Israeli occupation stands in the way of Mideast reconciliation

January 20, 2004|By Yitzhak Frankenthal

RAMAT EFAL, Israel - In July 1994, as a young soldier in the Israeli armored corps, my son, Arik, caught a ride on his way home. In the car were three Hamas activists who kidnapped and killed him. My son was 19 when he died. It was not an illness or an accident that took my son away from me. He died simply because there was no peace.

I belong to the circles of religious Zionism and love my country dearly. I served in the army, as did my children - my youngest son will be joining the Israel Defense Forces this year. I care deeply about Israel, and this is where I want to live.

We Israelis treat the Palestinians deplorably, which is why we receive similar treatment in return. I do not condone killing for any reason and will not tolerate terror of any kind. I believe the Palestinians use terror against Israel because they are desperate. The ongoing occupation is a form of terror, which motivates the Palestinians to use terror against us.

Our reality is ridden with absurdities.

For example, the Palestinians need the support of the free world to apply pressure on Israel and get a state of their own. At the same time, Palestinian terror is a hindrance that prevents the free world from lending its support to Palestinian statehood.

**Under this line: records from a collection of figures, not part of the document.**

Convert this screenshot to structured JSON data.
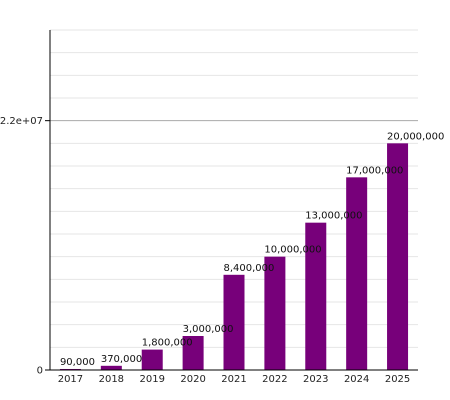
{
  "chart_data": {
    "type": "bar",
    "categories": [
      "2017",
      "2018",
      "2019",
      "2020",
      "2021",
      "2022",
      "2023",
      "2024",
      "2025"
    ],
    "values": [
      90000,
      370000,
      1800000,
      3000000,
      8400000,
      10000000,
      13000000,
      17000000,
      20000000
    ],
    "data_labels": [
      "90,000",
      "370,000",
      "1,800,000",
      "3,000,000",
      "8,400,000",
      "10,000,000",
      "13,000,000",
      "17,000,000",
      "20,000,000"
    ],
    "ylim": [
      0,
      30000000
    ],
    "y_ticks": [
      0,
      22000000
    ],
    "y_tick_labels": [
      "0",
      "2.2e+07"
    ],
    "grid": true,
    "bar_color": "#77007a",
    "grid_color": "#e6e6e6",
    "major_grid_color": "#aaaaaa"
  }
}
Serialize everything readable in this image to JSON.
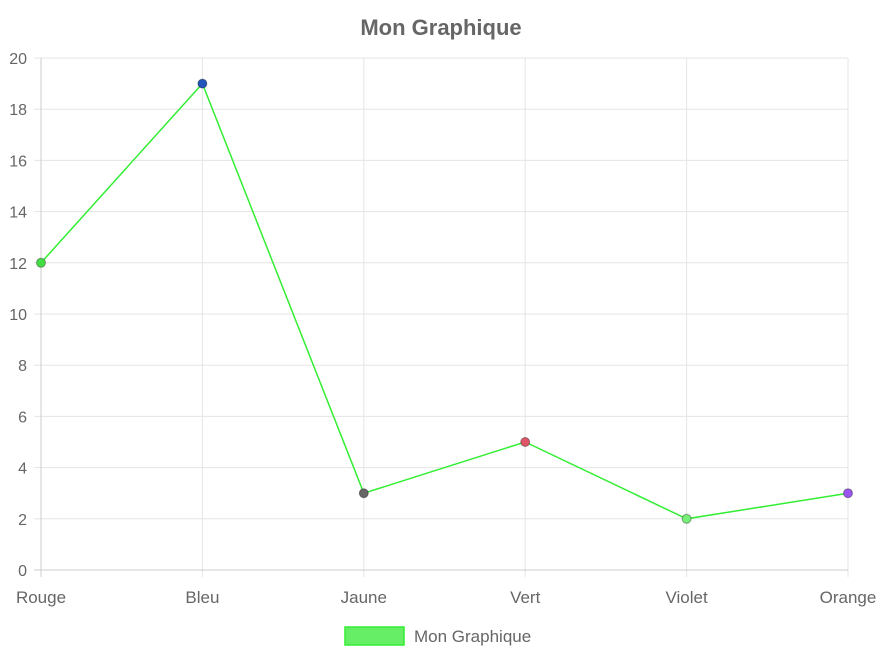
{
  "chart_data": {
    "type": "line",
    "title": "Mon Graphique",
    "categories": [
      "Rouge",
      "Bleu",
      "Jaune",
      "Vert",
      "Violet",
      "Orange"
    ],
    "series": [
      {
        "name": "Mon Graphique",
        "values": [
          12,
          19,
          3,
          5,
          2,
          3
        ],
        "line_color": "#33ee33",
        "legend_fill": "#66ee66",
        "point_colors": [
          "#44dd44",
          "#2255bb",
          "#666666",
          "#dd5566",
          "#77ee77",
          "#9955ee"
        ]
      }
    ],
    "ylim": [
      0,
      20
    ],
    "yticks": [
      0,
      2,
      4,
      6,
      8,
      10,
      12,
      14,
      16,
      18,
      20
    ],
    "grid": true,
    "legend_position": "bottom"
  }
}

Another example is the Israeli who says that terror will not be allowed to win. But terror has already won, since Israelis are now prepared to make more concessions than they were three years ago.

Most Israelis support the establishment of a Palestinian state, while at the same time a majority in Israel backs Prime Minister Ariel Sharon, who does not believe the Palestinians should be given sovereignty.

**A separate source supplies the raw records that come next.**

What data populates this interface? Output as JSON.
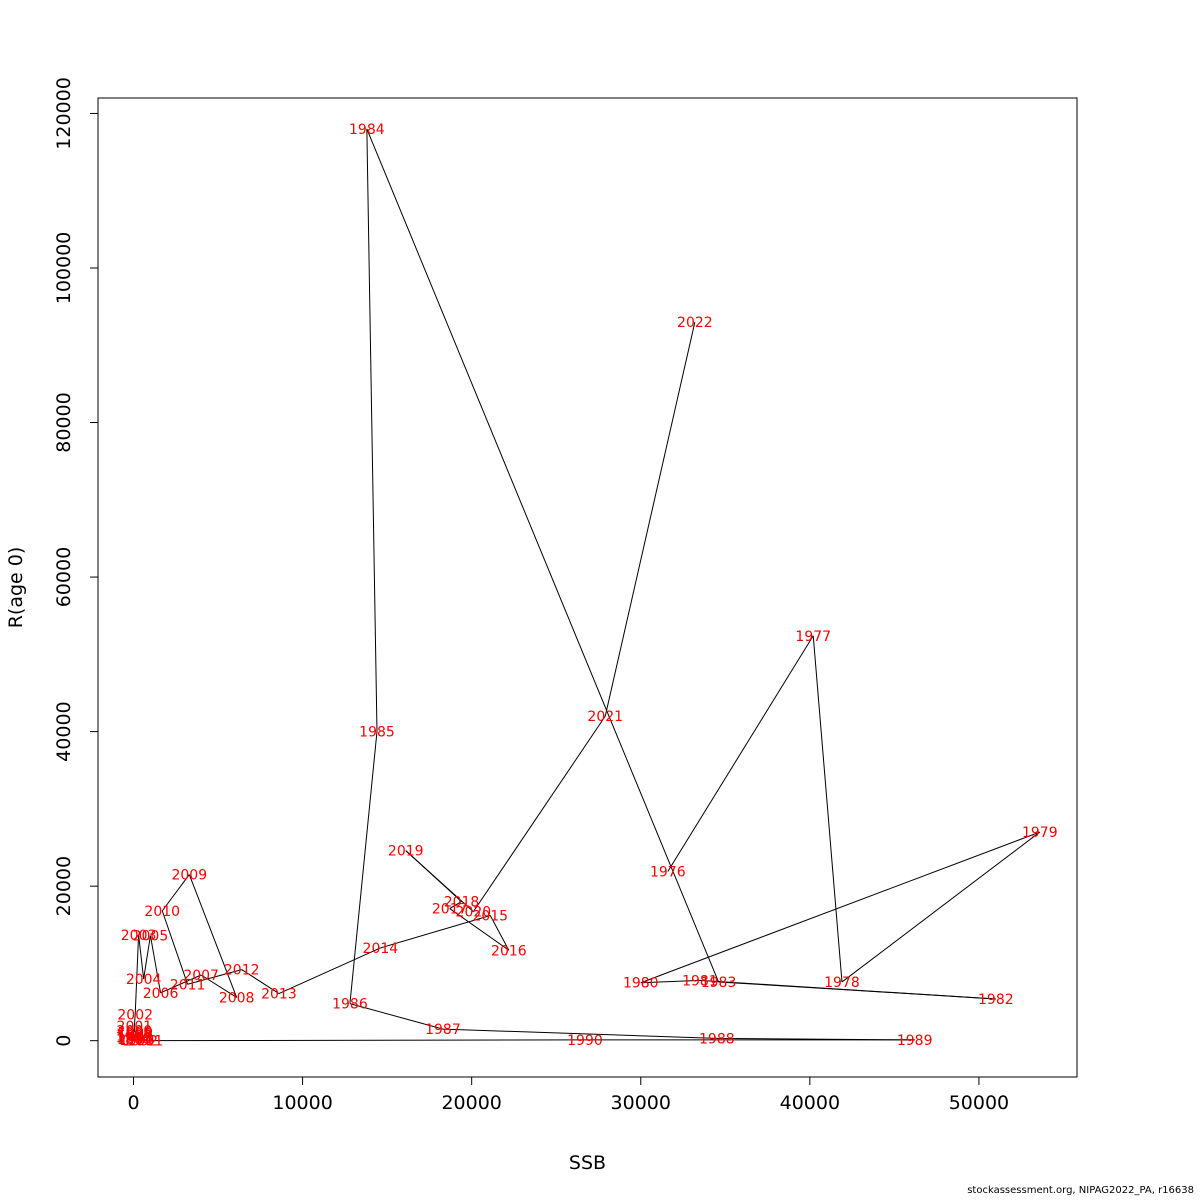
{
  "footer": {
    "credit": "stockassessment.org, NIPAG2022_PA, r16638"
  },
  "chart_data": {
    "type": "scatter",
    "subtype": "connected-labeled-points",
    "xlabel": "SSB",
    "ylabel": "R(age 0)",
    "xlim": [
      -2100,
      55800
    ],
    "ylim": [
      -4700,
      122000
    ],
    "x_ticks": [
      0,
      10000,
      20000,
      30000,
      40000,
      50000
    ],
    "y_ticks": [
      0,
      20000,
      40000,
      60000,
      80000,
      100000,
      120000
    ],
    "grid": false,
    "legend": "none",
    "line_color": "#000000",
    "label_color": "#ff0000",
    "points": [
      {
        "year": "1976",
        "x": 31600,
        "y": 21900
      },
      {
        "year": "1977",
        "x": 40200,
        "y": 52400
      },
      {
        "year": "1978",
        "x": 41900,
        "y": 7600
      },
      {
        "year": "1979",
        "x": 53600,
        "y": 27000
      },
      {
        "year": "1980",
        "x": 30000,
        "y": 7500
      },
      {
        "year": "1981",
        "x": 33500,
        "y": 7800
      },
      {
        "year": "1982",
        "x": 51000,
        "y": 5400
      },
      {
        "year": "1983",
        "x": 34600,
        "y": 7600
      },
      {
        "year": "1984",
        "x": 13800,
        "y": 118000
      },
      {
        "year": "1985",
        "x": 14400,
        "y": 40000
      },
      {
        "year": "1986",
        "x": 12800,
        "y": 4800
      },
      {
        "year": "1987",
        "x": 18300,
        "y": 1500
      },
      {
        "year": "1988",
        "x": 34500,
        "y": 300
      },
      {
        "year": "1989",
        "x": 46200,
        "y": 100
      },
      {
        "year": "1990",
        "x": 26700,
        "y": 100
      },
      {
        "year": "1991",
        "x": 700,
        "y": 0
      },
      {
        "year": "1992",
        "x": 400,
        "y": 0
      },
      {
        "year": "1993",
        "x": 200,
        "y": 100
      },
      {
        "year": "1994",
        "x": 100,
        "y": 200
      },
      {
        "year": "1995",
        "x": 50,
        "y": 300
      },
      {
        "year": "1996",
        "x": 0,
        "y": 500
      },
      {
        "year": "1997",
        "x": 50,
        "y": 700
      },
      {
        "year": "1998",
        "x": 100,
        "y": 900
      },
      {
        "year": "1999",
        "x": 100,
        "y": 1100
      },
      {
        "year": "2000",
        "x": 50,
        "y": 1300
      },
      {
        "year": "2001",
        "x": 50,
        "y": 1900
      },
      {
        "year": "2002",
        "x": 100,
        "y": 3400
      },
      {
        "year": "2003",
        "x": 300,
        "y": 13700
      },
      {
        "year": "2004",
        "x": 600,
        "y": 8000
      },
      {
        "year": "2005",
        "x": 1000,
        "y": 13600
      },
      {
        "year": "2006",
        "x": 1600,
        "y": 6200
      },
      {
        "year": "2007",
        "x": 4000,
        "y": 8500
      },
      {
        "year": "2008",
        "x": 6100,
        "y": 5600
      },
      {
        "year": "2009",
        "x": 3300,
        "y": 21500
      },
      {
        "year": "2010",
        "x": 1700,
        "y": 16800
      },
      {
        "year": "2011",
        "x": 3200,
        "y": 7300
      },
      {
        "year": "2012",
        "x": 6400,
        "y": 9200
      },
      {
        "year": "2013",
        "x": 8600,
        "y": 6100
      },
      {
        "year": "2014",
        "x": 14600,
        "y": 12000
      },
      {
        "year": "2015",
        "x": 21100,
        "y": 16200
      },
      {
        "year": "2016",
        "x": 22200,
        "y": 11700
      },
      {
        "year": "2017",
        "x": 18700,
        "y": 17100
      },
      {
        "year": "2018",
        "x": 19400,
        "y": 18000
      },
      {
        "year": "2019",
        "x": 16100,
        "y": 24600
      },
      {
        "year": "2020",
        "x": 20100,
        "y": 16700
      },
      {
        "year": "2021",
        "x": 27900,
        "y": 42000
      },
      {
        "year": "2022",
        "x": 33200,
        "y": 93000
      }
    ]
  }
}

Most Palestinians are in favor of peace with Israel, but at the same time most Palestinians support Hamas, which is against peace with Israel.

Still another example of the absurd, Middle East-style: the extensive support that Mr. Sharon has in Israel at a time when the economic and security situations are worse than ever. More than 800 Israelis have been killed by terrorists since Mr. Sharon took office March 7, 2001, compared with 422 between 1977 and 1994. Go figure.

There are more than 180 countries in the world, more than 6 billion people, and yet the Israeli-Arab conflict is on the news everywhere, nearly every day. There are two chief reasons:

The religious ties that the Christian and Muslim world, which accounts for roughly half the human population, has with Judaism.

The Arab world's threat to cut off the world's lifeline - oil - over the Israeli-Arab issue, and serious concerns that this may happen.

A third reason has emerged: Global terror is interpreted, especially in the United States and other countries that support Israel, as a war waged by Islam against the West.

The Muslim world really has no quarrel with the free world. There are certain ideological Muslim fanatics (such as Osama bin Laden and Hamas extremists) who manipulate the Muslim faith against the free world. But most Muslims oppose these criminals.

Some Palestinians - driven by the occupation - perpetrate horrific acts. But unlike bin Laden and his counterparts, they are not motivated by fanatic ideology, just by despair. Unfortunately, many people tend to compare ideological terror with that of the Palestinians; they could not be more misguided.

Unless we understand that Palestinian terror is largely motivated by the occupation and the desperation it has caused, the world will continue to perceive the Palestinians as a nation of terrorists and it will be impossible to end the conflict. If this happens, terror will continue and many more good people on both sides will die.

The Palestinians support fighting Israeli occupation and consider the activists as soldiers of peace, while in Israel and throughout the world they are seen as terrorists.

Was my son killed by terrorists or freedom fighters?

If I adopt a popular Israeli perspective and say it was terrorists, I will gain much empathy. But this would get us nowhere near solving the Israeli-Palestinian problem, and more children will inevitably die.

If I say it was freedom fighters, I will gain much scorn from many fellow Israelis. But perhaps this will bring the conflict nearer to a close.

Let me say loud and clear: My son was killed at the hands of Palestinians who were fighting Israeli occupation.

Only if we put an end to the occupation will we be able to sit together and solve the Israeli-Palestinian problem. To end the occupation, we must take vigorous action toward reconciliation between the two peoples.

Yitzhak Frankenthal is manager of Parents' Circle Families Forum - Bereaved Families for Reconciliation, Tolerance and Peace.